Lately it seems like everywhere I look on the internet, people are talking about “jorts” in a disparaging fashion. Why, just recently on this very blog, a whole post was dedicated to mocking the many jorts of Coachella, some of which were legitimately bad, but some of which, like Behati Prinsloo‘s, were totally fucking fine as part of a spot-on perfect ’90s grunge look. One which could double as “Sexy Kurt Cobain” come Halloween, which I do not happen to see as a downside:


It seems to me that while it’s possible to find examples of jorts done wrong, as with any type of garment, jorts receive the kind of hatred that is usually reserved for peplums or mullet dresses, like there’s something inherently bad about them. Wither this negativity, when “jorts” is simply a stupid name for shorts made out of denim? What are bloggers going to decide they hate next? Jeans? Denim jackets? Pants in general?

I hold that a lot of the negativity comes from the word “jorts” itself. I don’t know whose idea it was to call them this (maybe someone working for the skirt industry?) but branding is definitely more than half the battle. Just try to say the word “jorts” out loud without letting a bitter tone of mockery creep into your voice. You cannot, because that word is ridiculous.

There’s also the issue of the cut-off jean short, a subset of jorts which was first innovated when someone realized it was too hot to wear jeans anymore, but had no money to buy shorts, so he or she cut the legs off some old jeans for better aeration. Other people thought that was a good idea, so they copied it, until the look had made its way up through the gutter punk alleys and into the Urban Outfitters catalog. One no longer need sacrifice a beloved pair of jeans to get the “cut-off jean shorts” look when all manner of pre-distressed short-shorts are available for a mere $50 plus shipping and handling.

And therein, I think, lies the problem for a lot of people. While it’s generally pretty clear who sews patches and puts studs on their jackets themselves, and who buys mass produced ones from Hot Topic, jorts technology has advanced to such a frightening degree that it’s no longer possible to judge a person’s sartorial “authenticity” by the character of their shorts. Did Behati Prinsloo love those shorts to pieces, or did her stylist pull them fully formed from a YSL rack? To some, jorts are the final frontier in the appropriation by the fashion industry of everything cheap, trashy, and punk rock. It was fine when Daisy Duke did it, because she was a character of the people. But Audrina Partridge, Chanel bag in hand? That’s simply a bridge too far.

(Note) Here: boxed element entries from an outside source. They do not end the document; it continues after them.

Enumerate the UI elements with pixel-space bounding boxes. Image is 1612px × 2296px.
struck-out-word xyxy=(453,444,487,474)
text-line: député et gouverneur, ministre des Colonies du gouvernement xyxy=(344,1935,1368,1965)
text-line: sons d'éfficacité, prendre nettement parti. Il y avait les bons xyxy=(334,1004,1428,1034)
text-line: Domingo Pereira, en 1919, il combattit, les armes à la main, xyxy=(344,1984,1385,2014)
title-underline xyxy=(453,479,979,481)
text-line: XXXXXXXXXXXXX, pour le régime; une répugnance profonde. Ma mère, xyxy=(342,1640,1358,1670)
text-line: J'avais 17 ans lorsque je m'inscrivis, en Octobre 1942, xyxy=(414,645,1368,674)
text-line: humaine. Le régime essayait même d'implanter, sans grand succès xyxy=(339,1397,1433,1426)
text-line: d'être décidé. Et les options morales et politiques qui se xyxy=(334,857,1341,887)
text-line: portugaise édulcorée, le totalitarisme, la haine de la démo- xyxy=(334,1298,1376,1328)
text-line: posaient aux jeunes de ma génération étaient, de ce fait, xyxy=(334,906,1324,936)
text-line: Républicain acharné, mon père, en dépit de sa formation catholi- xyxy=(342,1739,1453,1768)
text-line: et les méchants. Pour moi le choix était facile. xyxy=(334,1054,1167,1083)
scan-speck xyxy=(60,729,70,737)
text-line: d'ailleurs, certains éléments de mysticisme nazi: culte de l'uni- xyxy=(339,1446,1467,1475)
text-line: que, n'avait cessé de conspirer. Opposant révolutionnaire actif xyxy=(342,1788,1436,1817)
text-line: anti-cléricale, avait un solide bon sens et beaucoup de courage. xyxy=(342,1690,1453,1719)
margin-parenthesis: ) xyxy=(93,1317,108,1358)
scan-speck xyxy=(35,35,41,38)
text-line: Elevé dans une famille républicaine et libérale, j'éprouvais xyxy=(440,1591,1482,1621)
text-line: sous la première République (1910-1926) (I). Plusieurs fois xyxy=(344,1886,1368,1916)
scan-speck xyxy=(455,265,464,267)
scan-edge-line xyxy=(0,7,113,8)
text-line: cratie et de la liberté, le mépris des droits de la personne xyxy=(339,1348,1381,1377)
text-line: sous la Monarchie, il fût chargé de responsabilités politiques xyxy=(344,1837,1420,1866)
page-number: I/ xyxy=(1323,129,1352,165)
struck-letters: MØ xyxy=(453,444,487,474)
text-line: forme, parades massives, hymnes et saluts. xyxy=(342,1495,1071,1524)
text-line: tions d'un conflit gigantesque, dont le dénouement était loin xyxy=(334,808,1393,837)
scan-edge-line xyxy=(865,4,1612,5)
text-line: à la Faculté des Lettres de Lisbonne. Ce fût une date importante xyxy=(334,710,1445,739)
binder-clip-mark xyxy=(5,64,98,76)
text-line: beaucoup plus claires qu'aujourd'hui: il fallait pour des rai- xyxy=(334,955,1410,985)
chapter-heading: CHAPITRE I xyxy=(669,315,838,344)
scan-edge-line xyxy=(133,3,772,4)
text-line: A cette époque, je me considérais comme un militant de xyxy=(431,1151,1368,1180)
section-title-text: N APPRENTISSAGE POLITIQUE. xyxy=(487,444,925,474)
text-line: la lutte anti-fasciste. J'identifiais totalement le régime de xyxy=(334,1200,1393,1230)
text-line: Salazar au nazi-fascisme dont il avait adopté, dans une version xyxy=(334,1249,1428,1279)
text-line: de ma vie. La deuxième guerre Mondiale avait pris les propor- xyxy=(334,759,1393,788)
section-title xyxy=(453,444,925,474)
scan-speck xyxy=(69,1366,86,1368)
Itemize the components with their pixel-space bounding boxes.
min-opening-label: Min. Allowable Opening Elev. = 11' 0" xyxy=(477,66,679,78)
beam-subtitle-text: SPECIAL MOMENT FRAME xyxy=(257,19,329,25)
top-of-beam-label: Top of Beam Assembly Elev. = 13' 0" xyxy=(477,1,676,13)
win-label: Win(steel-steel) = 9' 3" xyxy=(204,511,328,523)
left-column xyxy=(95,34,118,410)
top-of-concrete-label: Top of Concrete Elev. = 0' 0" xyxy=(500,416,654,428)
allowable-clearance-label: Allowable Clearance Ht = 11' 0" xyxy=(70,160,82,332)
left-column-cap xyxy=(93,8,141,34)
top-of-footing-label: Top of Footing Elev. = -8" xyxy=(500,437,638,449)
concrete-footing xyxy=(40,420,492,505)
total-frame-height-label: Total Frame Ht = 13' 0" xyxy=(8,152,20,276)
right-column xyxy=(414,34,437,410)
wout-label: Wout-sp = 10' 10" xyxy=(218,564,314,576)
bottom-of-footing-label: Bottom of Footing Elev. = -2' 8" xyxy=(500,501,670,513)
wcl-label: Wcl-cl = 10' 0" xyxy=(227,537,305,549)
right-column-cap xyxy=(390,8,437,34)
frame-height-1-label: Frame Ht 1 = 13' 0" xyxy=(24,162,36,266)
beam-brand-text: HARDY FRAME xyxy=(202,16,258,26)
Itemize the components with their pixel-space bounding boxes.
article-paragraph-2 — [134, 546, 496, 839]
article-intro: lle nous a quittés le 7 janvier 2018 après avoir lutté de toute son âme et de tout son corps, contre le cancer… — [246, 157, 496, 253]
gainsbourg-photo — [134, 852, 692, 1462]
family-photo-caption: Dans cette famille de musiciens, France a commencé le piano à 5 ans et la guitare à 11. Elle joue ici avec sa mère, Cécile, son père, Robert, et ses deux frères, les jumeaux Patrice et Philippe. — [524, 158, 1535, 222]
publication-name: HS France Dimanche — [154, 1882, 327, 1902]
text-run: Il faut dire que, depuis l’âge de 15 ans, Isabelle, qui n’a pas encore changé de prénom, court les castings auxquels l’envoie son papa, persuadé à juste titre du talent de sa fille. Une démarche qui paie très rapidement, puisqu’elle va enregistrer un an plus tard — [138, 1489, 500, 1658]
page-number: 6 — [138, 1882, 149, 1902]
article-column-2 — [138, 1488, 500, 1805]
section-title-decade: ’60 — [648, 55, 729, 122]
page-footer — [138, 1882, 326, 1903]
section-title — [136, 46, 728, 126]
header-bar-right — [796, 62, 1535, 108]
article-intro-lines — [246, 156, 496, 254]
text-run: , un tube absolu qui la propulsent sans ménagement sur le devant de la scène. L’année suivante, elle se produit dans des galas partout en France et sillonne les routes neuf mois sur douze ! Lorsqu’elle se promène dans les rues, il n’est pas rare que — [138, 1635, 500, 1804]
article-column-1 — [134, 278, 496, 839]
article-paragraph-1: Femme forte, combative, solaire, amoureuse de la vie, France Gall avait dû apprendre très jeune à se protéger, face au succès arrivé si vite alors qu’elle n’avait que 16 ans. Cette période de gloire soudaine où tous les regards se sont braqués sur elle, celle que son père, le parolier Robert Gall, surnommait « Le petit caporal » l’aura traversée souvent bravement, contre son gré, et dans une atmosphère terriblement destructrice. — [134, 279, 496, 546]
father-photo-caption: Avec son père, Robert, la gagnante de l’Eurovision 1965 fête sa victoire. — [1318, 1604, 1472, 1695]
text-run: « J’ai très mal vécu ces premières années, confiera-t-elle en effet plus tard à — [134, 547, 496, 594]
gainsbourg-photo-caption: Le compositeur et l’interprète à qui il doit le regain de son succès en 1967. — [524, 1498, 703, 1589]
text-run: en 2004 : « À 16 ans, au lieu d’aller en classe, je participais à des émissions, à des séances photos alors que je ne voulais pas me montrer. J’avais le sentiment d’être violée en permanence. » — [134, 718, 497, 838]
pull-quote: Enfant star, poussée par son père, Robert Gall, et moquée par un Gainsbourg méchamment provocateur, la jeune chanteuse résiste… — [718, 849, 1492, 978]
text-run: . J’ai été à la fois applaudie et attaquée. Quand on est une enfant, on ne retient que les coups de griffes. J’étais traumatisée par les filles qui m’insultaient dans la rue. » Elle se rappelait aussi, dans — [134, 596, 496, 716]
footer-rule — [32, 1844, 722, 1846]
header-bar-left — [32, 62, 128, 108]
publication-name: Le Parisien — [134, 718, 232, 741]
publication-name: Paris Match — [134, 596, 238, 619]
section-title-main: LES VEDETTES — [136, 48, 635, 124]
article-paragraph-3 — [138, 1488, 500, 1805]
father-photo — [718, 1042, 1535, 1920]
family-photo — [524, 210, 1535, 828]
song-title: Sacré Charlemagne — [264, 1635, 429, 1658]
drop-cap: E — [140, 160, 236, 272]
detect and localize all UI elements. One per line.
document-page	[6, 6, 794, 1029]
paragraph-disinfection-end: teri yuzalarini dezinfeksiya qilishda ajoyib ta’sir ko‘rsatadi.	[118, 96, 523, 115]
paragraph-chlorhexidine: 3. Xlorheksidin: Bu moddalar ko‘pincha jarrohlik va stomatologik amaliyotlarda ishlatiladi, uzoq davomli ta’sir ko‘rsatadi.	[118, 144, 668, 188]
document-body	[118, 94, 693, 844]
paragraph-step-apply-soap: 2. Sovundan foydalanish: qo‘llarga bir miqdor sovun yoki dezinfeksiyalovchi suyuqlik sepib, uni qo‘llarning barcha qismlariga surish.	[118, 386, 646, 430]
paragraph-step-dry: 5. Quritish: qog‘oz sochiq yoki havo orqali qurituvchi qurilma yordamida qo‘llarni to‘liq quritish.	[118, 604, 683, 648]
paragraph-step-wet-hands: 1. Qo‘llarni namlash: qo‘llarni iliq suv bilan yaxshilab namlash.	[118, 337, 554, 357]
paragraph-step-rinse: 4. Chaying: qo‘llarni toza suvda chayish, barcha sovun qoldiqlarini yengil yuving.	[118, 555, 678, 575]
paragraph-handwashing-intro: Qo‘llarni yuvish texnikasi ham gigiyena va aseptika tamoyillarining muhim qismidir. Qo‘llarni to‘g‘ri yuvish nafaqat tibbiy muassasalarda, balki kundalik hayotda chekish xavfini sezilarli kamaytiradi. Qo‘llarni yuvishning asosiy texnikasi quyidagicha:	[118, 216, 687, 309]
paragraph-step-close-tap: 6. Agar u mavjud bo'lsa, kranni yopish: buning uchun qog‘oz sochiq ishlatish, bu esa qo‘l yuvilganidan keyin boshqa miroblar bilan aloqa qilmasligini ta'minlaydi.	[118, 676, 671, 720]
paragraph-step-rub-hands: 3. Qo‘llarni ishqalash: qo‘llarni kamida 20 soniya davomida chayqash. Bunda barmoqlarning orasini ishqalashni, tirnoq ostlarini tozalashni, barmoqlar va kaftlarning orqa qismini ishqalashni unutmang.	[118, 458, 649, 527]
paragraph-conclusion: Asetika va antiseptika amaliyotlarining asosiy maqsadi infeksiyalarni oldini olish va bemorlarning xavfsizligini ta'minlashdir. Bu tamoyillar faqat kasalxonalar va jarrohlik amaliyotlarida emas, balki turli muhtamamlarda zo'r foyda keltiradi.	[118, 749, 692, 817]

So as it turns out, there is a certain kind of logic to at least some of the “jorts” hatred out there. So how do you avoid becoming a victim of it? For starters, I suggest that if you are going to wear some beat ass looking jorts, you should refrain from washing your hair for at least two days prior, and make sure the rest of your outfit costs no more than $50. Now if you will excuse me, they are having an online jorts sale at Urban Outfitters, and those jorts are not going to purchase themselves.